The production team is trying too hard to sensationalise sex, hence, when the second episode aired and Abel Tesfaye (who is better known as The Weeknd and is blessed with zero acting skills) suggested a few sex acts before carrying out said sex acts on the constantly shaking and fragile Jocelyn, the show lost a truckload of followers.

Abel Tesfaye aka The Weeknd and Lily Rose Depp in The Idol
Viewers and critics have panned The Idol. Photo: HBO

The Idol comes from Euphoria creator Sam Levinson, Tesfaye and some other bloke, and seriously, their aim seems to be to titillate, provoke and piss off viewers. Nudity, profanity, drugs, semen, sadism, masochism, mental illness and excessive cigarette smoking attempt to move the show into "edgy and cool" territory, but it sadly fails.

'I needed to turn away'

The way the male protagonist Tedros, played by Tesfaye, treats Jocelyn is beyond appalling. The sexual encounters he has with her have nothing to do with intimacy. They are rough. They are not joyful. They are horrible. They are one-sided. Sure, each to their own when it comes to private sex lives, but I don't see any positives in showing sex scenes so degrading and demeaning, especially when our Gen Z's (and younger) are watching. This kind of sex isn't normal (I know, what is normal?) but the roughness and dehumanising of it stinks.

The despicable power trip Tedros is on is just embarrassing, especially as he thinks he can use it over a small cult of entertainers, dancers, clowns and singers that he has drawn into his Charles Manson meets Jeffrey Epstein-style web.

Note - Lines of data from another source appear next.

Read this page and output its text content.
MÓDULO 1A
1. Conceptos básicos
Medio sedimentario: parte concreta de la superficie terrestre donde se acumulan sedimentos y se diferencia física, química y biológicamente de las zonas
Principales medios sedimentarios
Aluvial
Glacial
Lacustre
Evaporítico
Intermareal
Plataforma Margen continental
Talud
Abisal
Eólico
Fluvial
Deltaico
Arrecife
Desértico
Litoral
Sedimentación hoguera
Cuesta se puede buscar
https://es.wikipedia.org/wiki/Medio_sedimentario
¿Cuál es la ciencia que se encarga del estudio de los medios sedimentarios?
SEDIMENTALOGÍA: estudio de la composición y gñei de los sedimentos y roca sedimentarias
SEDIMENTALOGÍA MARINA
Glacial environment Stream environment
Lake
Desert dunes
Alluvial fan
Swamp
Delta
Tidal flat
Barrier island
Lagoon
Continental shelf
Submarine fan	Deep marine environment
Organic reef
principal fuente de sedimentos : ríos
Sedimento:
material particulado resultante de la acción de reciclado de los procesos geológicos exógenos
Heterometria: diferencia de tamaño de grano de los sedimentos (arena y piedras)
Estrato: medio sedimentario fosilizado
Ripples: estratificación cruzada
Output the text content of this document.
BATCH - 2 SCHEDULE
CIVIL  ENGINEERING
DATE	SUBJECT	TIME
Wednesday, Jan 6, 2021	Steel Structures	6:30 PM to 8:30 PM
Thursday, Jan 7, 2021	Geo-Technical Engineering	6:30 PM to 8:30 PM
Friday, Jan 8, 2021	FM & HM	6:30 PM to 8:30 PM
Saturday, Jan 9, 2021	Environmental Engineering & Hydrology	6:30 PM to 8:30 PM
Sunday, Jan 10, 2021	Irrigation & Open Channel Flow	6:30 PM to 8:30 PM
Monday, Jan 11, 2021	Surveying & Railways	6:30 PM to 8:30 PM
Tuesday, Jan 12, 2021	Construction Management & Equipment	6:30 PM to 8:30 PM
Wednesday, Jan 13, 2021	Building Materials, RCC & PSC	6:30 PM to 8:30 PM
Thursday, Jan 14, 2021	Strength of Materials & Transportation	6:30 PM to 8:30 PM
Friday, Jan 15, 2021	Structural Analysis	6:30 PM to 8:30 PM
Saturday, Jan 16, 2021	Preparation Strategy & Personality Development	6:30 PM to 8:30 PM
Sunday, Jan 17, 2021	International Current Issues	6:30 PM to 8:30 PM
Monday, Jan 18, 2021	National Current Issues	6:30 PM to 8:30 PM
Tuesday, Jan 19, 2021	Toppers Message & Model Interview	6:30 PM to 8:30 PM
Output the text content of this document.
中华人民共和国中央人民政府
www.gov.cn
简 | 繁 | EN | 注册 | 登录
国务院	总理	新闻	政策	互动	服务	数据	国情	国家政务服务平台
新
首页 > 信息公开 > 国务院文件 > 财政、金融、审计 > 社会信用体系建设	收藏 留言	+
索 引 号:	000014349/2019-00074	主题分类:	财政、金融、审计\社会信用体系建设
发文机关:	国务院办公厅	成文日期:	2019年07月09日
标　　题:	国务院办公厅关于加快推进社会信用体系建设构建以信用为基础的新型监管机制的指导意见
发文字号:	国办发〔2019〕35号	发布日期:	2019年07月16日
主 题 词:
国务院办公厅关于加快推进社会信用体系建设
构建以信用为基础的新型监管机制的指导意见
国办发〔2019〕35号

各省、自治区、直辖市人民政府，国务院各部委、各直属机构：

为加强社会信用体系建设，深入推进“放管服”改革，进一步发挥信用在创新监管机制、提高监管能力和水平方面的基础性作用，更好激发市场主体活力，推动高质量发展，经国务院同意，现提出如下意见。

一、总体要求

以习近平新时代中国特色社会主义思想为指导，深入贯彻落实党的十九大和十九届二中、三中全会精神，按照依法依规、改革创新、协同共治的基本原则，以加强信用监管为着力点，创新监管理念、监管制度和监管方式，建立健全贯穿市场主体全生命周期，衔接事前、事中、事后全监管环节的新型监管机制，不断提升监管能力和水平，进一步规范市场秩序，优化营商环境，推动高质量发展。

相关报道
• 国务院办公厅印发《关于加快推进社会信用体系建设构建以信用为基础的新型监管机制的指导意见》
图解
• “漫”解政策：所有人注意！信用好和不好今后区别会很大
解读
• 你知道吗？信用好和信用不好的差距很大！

During nearly every sex act shown so far, I needed to turn away because there isn't anything romantic about any of them. They made me feel bashed around and sore.

Lily Rose Depp and Abel Tesfaye aka The Weeknd at the Cannes Film Festival
Lily and Abel premiered The Idol at this year's Cannes Film Festival. Photo: Getty

One good reason to watch The Idol

But by the end of the first two episodes, I had a brainwave. Just a few days earlier, I'd seen The White Lotus star Jennifer Coolidge deliver some brilliant nuggets of wisdom about self-doubt at an event in Sydney, and one of her best suggestions came right into my head as I watched Tedros talk to Jocelyn's vagina, like it was a third person in the room (I know, pathetic). The Coolidge approach to curing any doubt about your own talent is to seek out and watch as much crap as you can. So yes, I'll continue to watch this vapid show simply because it is so incredibly bad it can only make me feel good about my life choices.

And another thing, don't ever put any worth into those five-minute standing ovations at the Cannes Film Festival, because even this got one. I rest my case.